The Archbishop of Canterbury has urged Britons to volunteer over the coronation weekend and believes many who do so will become “addicted” to service.
Justin Welby made the remarks on a visit to The Passage homelessness charity in central London on Wednesday to encourage people to join in the Big Help Out volunteering project.
He was joined by Chief Rabbi Ephraim Mirvis and leading figures from the Muslim, Hindu, Sikh and Buddhist communities.
The Big Help Out will take place on Monday May 8, a bank holiday, and aims to inspire and recruit a new generation of volunteers by showing how easy it is to get involved.
The faith leaders joked with volunteers and staff as they sorted clothes before serving up mushroom soup, a roast chicken lunch and vegetable pie for people in need.
Mr Welby teased volunteers about whether he fitted into a medium pair of shorts or needed a large one and later quipped that people “survive” his cooking as he chopped vegetables.
He later said: “The whole theme of the coronation is service. It is looking back on our traditions; it’s looking at where we are as a country today and it’s looking forward and building hope for the future.
“Twelve million people volunteered during Covid and it is still a much higher number than it has been historically.
“I would say to people give it a go on one day, I think you’ll find you get addicted to volunteering and serving, and that is going to make this country much better.
“It’s an expression of joy, love and celebration.”
The King also received praise for his commitment to charity work.
Mr Mirvis told the PA news agency: “The King is a wonderful exemplar of someone who wants to champion volunteering and selflessness.
“My hope for the Big Help Out is that there will be additional interest in volunteering and selflessness that will inspire people to do good for others.
“The coronation is not just an event that will take place over an hour or so, it will take place over a weekend.
Brendan Cox, co-founder of the Together Coalition, which is organising the Big Help Out, told PA: “Both the King and the Queen have got a long record of volunteering themselves and supporting volunteering organisations.
“I think the reason they wanted this to be core to their coronation was because they see it as central to stronger communities, a stronger country, a more connected way of living with each other.”

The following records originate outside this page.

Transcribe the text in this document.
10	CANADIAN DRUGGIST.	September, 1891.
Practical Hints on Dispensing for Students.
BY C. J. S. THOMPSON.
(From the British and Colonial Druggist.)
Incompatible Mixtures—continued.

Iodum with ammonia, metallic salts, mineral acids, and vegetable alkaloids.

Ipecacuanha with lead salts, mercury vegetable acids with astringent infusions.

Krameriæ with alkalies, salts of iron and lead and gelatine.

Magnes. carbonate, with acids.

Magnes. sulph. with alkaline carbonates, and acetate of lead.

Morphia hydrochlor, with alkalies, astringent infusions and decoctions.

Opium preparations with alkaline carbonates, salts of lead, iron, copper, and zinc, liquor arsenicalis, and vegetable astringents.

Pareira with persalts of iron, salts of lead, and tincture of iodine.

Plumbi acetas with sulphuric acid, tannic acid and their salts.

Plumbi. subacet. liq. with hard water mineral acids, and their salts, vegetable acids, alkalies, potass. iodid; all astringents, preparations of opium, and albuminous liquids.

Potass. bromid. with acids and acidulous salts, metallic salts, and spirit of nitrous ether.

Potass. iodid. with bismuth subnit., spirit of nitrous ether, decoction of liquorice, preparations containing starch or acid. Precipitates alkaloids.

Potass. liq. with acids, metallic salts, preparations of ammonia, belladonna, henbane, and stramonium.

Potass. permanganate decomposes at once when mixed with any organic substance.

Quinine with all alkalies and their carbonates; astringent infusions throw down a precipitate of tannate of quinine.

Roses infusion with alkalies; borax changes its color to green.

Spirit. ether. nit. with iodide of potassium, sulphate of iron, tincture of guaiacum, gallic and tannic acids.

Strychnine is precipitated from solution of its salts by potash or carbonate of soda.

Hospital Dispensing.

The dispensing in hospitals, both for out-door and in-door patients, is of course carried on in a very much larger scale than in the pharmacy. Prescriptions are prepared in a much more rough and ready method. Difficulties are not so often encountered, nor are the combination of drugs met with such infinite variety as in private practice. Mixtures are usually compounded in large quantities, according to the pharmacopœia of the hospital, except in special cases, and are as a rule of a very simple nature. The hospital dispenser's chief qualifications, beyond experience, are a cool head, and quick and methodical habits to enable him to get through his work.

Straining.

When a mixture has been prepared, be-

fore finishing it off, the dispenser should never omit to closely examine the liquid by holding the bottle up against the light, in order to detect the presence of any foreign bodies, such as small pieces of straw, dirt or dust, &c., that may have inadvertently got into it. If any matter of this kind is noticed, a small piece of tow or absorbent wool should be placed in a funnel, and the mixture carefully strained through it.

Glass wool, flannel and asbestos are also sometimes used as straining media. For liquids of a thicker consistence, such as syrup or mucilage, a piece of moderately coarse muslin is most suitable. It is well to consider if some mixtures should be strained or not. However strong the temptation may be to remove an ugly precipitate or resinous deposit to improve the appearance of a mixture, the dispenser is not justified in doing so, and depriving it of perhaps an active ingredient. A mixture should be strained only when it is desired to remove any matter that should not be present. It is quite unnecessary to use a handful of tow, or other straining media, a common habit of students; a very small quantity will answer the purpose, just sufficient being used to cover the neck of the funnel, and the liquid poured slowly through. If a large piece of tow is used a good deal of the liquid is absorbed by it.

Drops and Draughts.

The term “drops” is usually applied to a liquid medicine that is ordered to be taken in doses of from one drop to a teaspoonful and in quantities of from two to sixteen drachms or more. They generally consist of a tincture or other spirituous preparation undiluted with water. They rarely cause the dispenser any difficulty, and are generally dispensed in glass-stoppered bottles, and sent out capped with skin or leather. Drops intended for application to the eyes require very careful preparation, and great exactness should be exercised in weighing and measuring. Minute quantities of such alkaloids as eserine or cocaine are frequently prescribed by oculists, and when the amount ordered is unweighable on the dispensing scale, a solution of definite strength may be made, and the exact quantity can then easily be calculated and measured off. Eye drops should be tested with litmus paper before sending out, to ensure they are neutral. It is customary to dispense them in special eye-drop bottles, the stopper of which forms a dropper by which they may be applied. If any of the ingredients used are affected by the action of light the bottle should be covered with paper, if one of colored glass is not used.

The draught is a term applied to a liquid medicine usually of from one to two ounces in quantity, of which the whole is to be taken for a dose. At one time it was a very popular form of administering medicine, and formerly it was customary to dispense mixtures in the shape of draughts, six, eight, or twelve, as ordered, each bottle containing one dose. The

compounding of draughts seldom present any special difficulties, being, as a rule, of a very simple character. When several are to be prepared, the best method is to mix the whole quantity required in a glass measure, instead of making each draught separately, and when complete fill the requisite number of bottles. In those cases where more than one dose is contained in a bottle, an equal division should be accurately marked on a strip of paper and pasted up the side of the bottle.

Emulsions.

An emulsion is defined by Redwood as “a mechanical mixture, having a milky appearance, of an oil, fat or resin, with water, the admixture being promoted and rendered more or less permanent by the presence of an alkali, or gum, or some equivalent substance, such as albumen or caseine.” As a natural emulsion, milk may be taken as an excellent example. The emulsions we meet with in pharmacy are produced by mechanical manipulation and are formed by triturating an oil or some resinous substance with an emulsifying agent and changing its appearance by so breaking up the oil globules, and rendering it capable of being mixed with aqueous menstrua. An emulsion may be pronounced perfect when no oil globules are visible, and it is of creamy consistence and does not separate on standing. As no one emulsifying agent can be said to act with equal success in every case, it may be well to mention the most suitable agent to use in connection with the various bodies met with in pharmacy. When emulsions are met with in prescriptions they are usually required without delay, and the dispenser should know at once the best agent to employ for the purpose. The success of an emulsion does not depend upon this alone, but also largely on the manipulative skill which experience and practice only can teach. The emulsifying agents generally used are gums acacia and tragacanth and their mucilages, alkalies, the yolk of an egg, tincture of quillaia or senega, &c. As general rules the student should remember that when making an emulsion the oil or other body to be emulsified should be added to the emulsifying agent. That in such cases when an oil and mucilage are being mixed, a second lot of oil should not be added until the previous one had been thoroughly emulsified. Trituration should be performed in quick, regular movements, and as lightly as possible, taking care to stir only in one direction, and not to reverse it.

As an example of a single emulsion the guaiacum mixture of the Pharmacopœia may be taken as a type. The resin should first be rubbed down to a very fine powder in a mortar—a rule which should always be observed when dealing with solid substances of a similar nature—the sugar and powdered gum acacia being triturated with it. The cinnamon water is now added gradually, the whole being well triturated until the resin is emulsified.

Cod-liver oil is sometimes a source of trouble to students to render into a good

Volunteer Wendy Orr, 75, who helped sort clothes with the faith leaders and has helped out there for more than a decade, told PA: “It has been lovely to see them. They were very humorous and very conscientious.
“The Archbishop wanted to check the sizes of shorts, was he a large or was he a medium?
“I think the King’s support for the Big Help Out is very typical of him.”
“The Big Help Out is a great initiative and I hope it will inspire more people to get involved in volunteering.
“The King has been involved in so many initiatives it is clearly something he and his family do.
“William comes here as a patron. He is very unassuming and very interested in the clients, their needs and how they are getting along.”
Head chef Claudette Dawkins said she was “impressed” with the faith leaders’ cooking skills and said William has visited the charity “lots of times”.
She added: “I have seen him unofficially, he came here during the second lockdown.
“We pre-judge, you only know what you see in the papers and on the TV. It is like a performance they have to do.
“I have seen him outside of that and he is just a normal human being like the rest of us.”
The Prince of Wales is a patron of The Passage and often made surprise visits there during the pandemic.
It was founded in 1980 and serves a hot breakfast and lunch to between 90 and 100 people every weekday.